Y, así, los titulares esperpénticos, surrealistas, que han seguido a la noche electoral aragonesa: el PP pierde ganando, el PSOE 'solamente' se ha hundido un poco, los partidos pequeños no sirven para sus funciones de complemento y/o crítica de sus mayores, Aragón agrava el hundimiento de Sánchez pero Feijoo no prueba que pueda gobernar en solitario, etcétera.

Seguir con esta política testicular de 'sostenella y no enmendalla', perpetuar el duelo a garrotazos en todo y siempre, mantener el horizonte limitado a durar, durar y durar hasta 2027 y luego, a quien Dios se la dé, San Pedro se la bendiga, es, simplemente, suicida para una democracia. Y para un país que amaneció este lunes medio paralizado por una huelga ferroviaria que aún no había podido cancelar el inoperante Ministerio de Transportes: una muestra de que nuestra antigua alta velocidad se va, no solo metafóricamente, ralentizando.

Es el nuestro un país que me parece que no entiende nada de lo que está sucediendo. Un gran país bastante mal representado por unos y por otros --sobre todo por unos--, y de ahí esos resultados electorales que suponen ganancia solamente para la formación a la que nadie quiere y todos -menos quienes los votan, por supuesto-temen. O sea, ese Vox que crece porque, a la gente harta, le habla de ruptura, de hacer otras cosas nuevas y, a mi juicio, inconvenientes: pero eso, al parecer pequeños detalles, no es, da la impresión, lo que se discute ahora.

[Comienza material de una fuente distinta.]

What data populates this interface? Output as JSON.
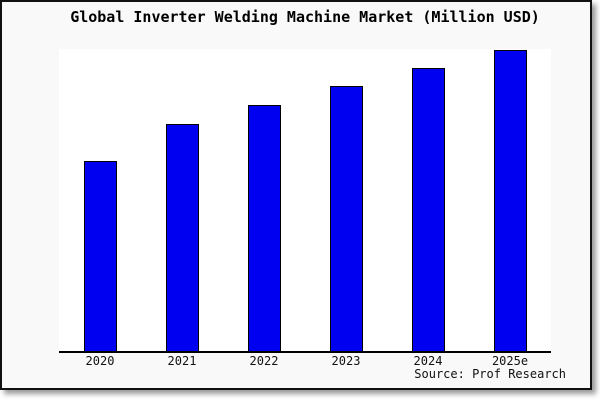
{
  "title": "Global Inverter Welding Machine Market (Million USD)",
  "source_label": "Source: Prof Research",
  "colors": {
    "bar_fill": "#0000f0",
    "bar_border": "#000000",
    "plot_bg": "#ffffff",
    "page_bg": "#f9f9f9",
    "axis_line": "#000000"
  },
  "chart_data": {
    "type": "bar",
    "title": "Global Inverter Welding Machine Market (Million USD)",
    "categories": [
      "2020",
      "2021",
      "2022",
      "2023",
      "2024",
      "2025e"
    ],
    "values": [
      62.8,
      75.2,
      81.6,
      87.7,
      93.7,
      100
    ],
    "value_scale": "relative (y-axis unlabeled; tallest bar = 100)",
    "xlabel": "",
    "ylabel": "",
    "ylim": [
      0,
      100.5
    ],
    "grid": false,
    "legend": null,
    "annotation": "Source: Prof Research"
  }
}
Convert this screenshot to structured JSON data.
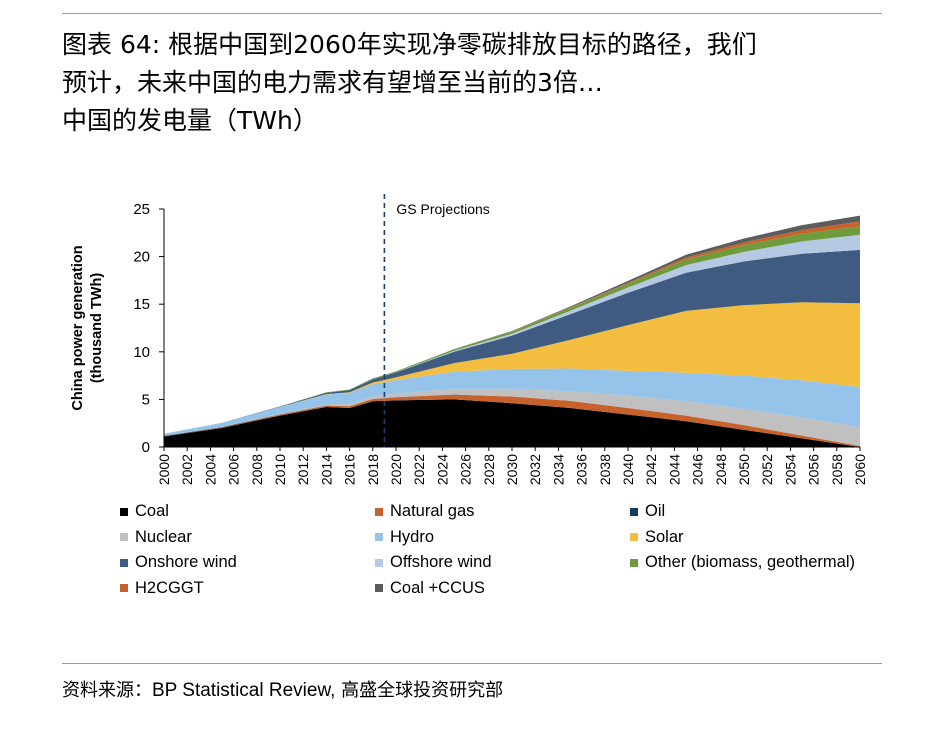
{
  "header": {
    "title_line1": "图表 64: 根据中国到2060年实现净零碳排放目标的路径，我们",
    "title_line2": "预计，未来中国的电力需求有望增至当前的3倍…",
    "title_line3": "中国的发电量（TWh）"
  },
  "footer": {
    "source_label": "资料来源：",
    "source_en": "BP Statistical Review,",
    "source_cn": " 高盛全球投资研究部"
  },
  "chart_data": {
    "type": "area",
    "stacked": true,
    "ylabel_line1": "China power generation",
    "ylabel_line2": "(thousand TWh)",
    "ylim": [
      0,
      25
    ],
    "yticks": [
      0,
      5,
      10,
      15,
      20,
      25
    ],
    "xlim": [
      2000,
      2060
    ],
    "xticks": [
      "2000",
      "2002",
      "2004",
      "2006",
      "2008",
      "2010",
      "2012",
      "2014",
      "2016",
      "2018",
      "2020",
      "2022",
      "2024",
      "2026",
      "2028",
      "2030",
      "2032",
      "2034",
      "2036",
      "2038",
      "2040",
      "2042",
      "2044",
      "2046",
      "2048",
      "2050",
      "2052",
      "2054",
      "2056",
      "2058",
      "2060"
    ],
    "annotation": {
      "text": "GS Projections",
      "x": 2019
    },
    "grid": false,
    "legend_position": "bottom",
    "x": [
      2000,
      2005,
      2010,
      2014,
      2016,
      2018,
      2020,
      2025,
      2030,
      2035,
      2040,
      2045,
      2050,
      2055,
      2060
    ],
    "series": [
      {
        "name": "Coal",
        "color": "#000000",
        "values": [
          1.1,
          2.0,
          3.3,
          4.2,
          4.1,
          4.8,
          4.9,
          5.0,
          4.6,
          4.1,
          3.4,
          2.7,
          1.8,
          0.9,
          0.0
        ]
      },
      {
        "name": "Natural gas",
        "color": "#c8622c",
        "values": [
          0.0,
          0.05,
          0.1,
          0.12,
          0.18,
          0.22,
          0.3,
          0.5,
          0.7,
          0.75,
          0.7,
          0.6,
          0.5,
          0.3,
          0.1
        ]
      },
      {
        "name": "Oil",
        "color": "#163a5f",
        "values": [
          0.05,
          0.05,
          0.03,
          0.02,
          0.02,
          0.02,
          0.02,
          0.01,
          0.0,
          0.0,
          0.0,
          0.0,
          0.0,
          0.0,
          0.0
        ]
      },
      {
        "name": "Nuclear",
        "color": "#c0c0c0",
        "values": [
          0.02,
          0.05,
          0.08,
          0.13,
          0.2,
          0.3,
          0.4,
          0.6,
          0.8,
          1.0,
          1.3,
          1.5,
          1.7,
          1.9,
          2.0
        ]
      },
      {
        "name": "Hydro",
        "color": "#95c3ea",
        "values": [
          0.22,
          0.4,
          0.7,
          1.05,
          1.18,
          1.25,
          1.4,
          1.8,
          2.1,
          2.4,
          2.6,
          3.0,
          3.5,
          3.9,
          4.2
        ]
      },
      {
        "name": "Solar",
        "color": "#f3bd3f",
        "values": [
          0.0,
          0.0,
          0.0,
          0.03,
          0.07,
          0.18,
          0.3,
          0.9,
          1.6,
          3.0,
          4.8,
          6.5,
          7.4,
          8.2,
          8.8
        ]
      },
      {
        "name": "Onshore wind",
        "color": "#3f5b82",
        "values": [
          0.0,
          0.0,
          0.04,
          0.15,
          0.22,
          0.35,
          0.5,
          1.2,
          1.9,
          2.7,
          3.4,
          4.0,
          4.6,
          5.1,
          5.6
        ]
      },
      {
        "name": "Offshore wind",
        "color": "#b5c9e2",
        "values": [
          0.0,
          0.0,
          0.0,
          0.0,
          0.0,
          0.01,
          0.02,
          0.1,
          0.2,
          0.35,
          0.55,
          0.8,
          1.0,
          1.3,
          1.6
        ]
      },
      {
        "name": "Other (biomass, geothermal)",
        "color": "#6f9b3d",
        "values": [
          0.0,
          0.0,
          0.02,
          0.05,
          0.07,
          0.08,
          0.1,
          0.15,
          0.22,
          0.3,
          0.4,
          0.6,
          0.7,
          0.8,
          0.9
        ]
      },
      {
        "name": "H2CGGT",
        "color": "#c8622c",
        "values": [
          0.0,
          0.0,
          0.0,
          0.0,
          0.0,
          0.0,
          0.0,
          0.0,
          0.02,
          0.05,
          0.1,
          0.2,
          0.3,
          0.4,
          0.5
        ]
      },
      {
        "name": "Coal +CCUS",
        "color": "#5c5c5c",
        "values": [
          0.0,
          0.0,
          0.0,
          0.0,
          0.0,
          0.0,
          0.0,
          0.02,
          0.05,
          0.1,
          0.2,
          0.3,
          0.4,
          0.5,
          0.6
        ]
      }
    ]
  }
}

Buena ocasión para repetir hoy que solamente un gran pacto nacional, unos pactos de La Moncloa edición 2026, incluyendo una reforma constitucional que implique también un cambio en el sistema electoral, nos colocará en el lugar del podio del que nunca deberíamos habernos bajado. Fiarlo todo, a estas alturas, a los polvorientos conejos que puedan habitar en la chistera presidencial es, simplemente, una locura. Salven de una vez esta democracia zarandeada, que, elección tras elección, nos dice 'no es eso, no es eso'.